Muaradua, 24detik.id – Warga Perumahan Bukit Berlian, Desa Pelangki, mendadak gempar setelah seorang staf Sekretariat Bawaslu OKU Selatan berinisial MS (38) ditemukan tewas bersimbah darah di rumah kontrakannya, Rabu pagi (25/3/2026).
Penemuan jasad ini menyisakan tanda tanya besar setelah ditemukan luka sayatan benda tajam pada leher korban.
Penemuan Jasad dan Olah TKP
Peristiwa tragis ini pertama kali terungkap sekira pukul 07.50 WIB. Kecurigaan bermula saat tetangga korban merasa janggal karena MS yang tinggal seorang diri tidak terlihat beraktivitas sejak hari sebelumnya. Saat dipanggil berulang kali, tidak ada jawaban dari dalam rumah.
Setelah diperiksa, warga mendapati korban sudah tergeletak tak bernyawa di dalam kamar. Tim Identifikasi Polres OKU Selatan dan Polsek Muaradua yang tiba di lokasi langsung melakukan olah Tempat Kejadian Perkara (TKP) secara tertutup dan memasang garis polisi untuk mengamankan bukti-bukti krusial.
Penyelidikan Medis
Guna mengungkap penyebab pasti kematiannya secara ilmiah, jenazah MS segera dievakuasi ke RSUD Muaradua untuk menjalani proses Visum et Repertum (VER).

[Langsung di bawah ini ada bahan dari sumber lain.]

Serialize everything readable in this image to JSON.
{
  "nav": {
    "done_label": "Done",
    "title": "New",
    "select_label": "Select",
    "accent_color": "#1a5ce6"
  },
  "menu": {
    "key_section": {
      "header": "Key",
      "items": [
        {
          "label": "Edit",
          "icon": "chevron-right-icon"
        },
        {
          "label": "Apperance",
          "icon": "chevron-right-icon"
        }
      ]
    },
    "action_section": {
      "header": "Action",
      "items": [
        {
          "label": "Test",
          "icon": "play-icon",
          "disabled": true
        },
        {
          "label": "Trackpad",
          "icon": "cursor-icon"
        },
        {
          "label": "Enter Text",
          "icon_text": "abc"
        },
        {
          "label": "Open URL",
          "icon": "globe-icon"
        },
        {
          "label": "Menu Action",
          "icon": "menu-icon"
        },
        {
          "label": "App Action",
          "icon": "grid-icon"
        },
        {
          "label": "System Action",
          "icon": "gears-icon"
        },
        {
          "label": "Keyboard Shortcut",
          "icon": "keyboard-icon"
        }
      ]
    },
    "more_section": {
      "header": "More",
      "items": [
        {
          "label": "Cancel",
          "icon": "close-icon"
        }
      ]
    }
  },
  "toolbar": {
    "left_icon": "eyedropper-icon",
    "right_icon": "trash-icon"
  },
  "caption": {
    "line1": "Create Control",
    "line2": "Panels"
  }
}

Luka sayatan di bagian leher menjadi fokus utama penyelidikan untuk menentukan apakah luka tersebut berasal dari tindakan kekerasan atau faktor lain.
Pernyataan Pihak Kepolisian
Kabid Humas Polda Sumsel, Kombes Pol Nandang Mu’min Wijaya, melalui rilis resmi menegaskan bahwa pihaknya tengah bergerak cepat menangani kasus ini.
Penyelidikan dilakukan secara mendalam dengan mengumpulkan keterangan dari sejumlah saksi di sekitar lokasi kejadian.
“Personel telah bergerak cepat melakukan olah TKP dan mengumpulkan keterangan saksi. Saat ini kami menunggu hasil pemeriksaan medis untuk memastikan penyebab kematian,” ujar Kombes Pol Nandang.
“Dan untuk update informasi nya nanti, akan kita sampaikan kepada publik,” jelasnya.
Imbauan kepada Masyarakat
Pihak kepolisian meminta masyarakat untuk tetap tenang dan tidak menyebarkan spekulasi liar yang dapat mengganggu proses penyelidikan.
Warga yang memiliki informasi sekecil apa pun terkait aktivitas korban sebelum kejadian diharapkan segera melapor melalui layanan 110 atau ke kantor polisi terdekat.
Saat ini, situasi di lokasi kejadian dilaporkan telah kondusif, namun penyelidikan intensif terus dilakukan oleh penyidik Polres OKU Selatan demi mengungkap tabir di balik kematian staf Bawaslu tersebut secara transparan dan akuntabel.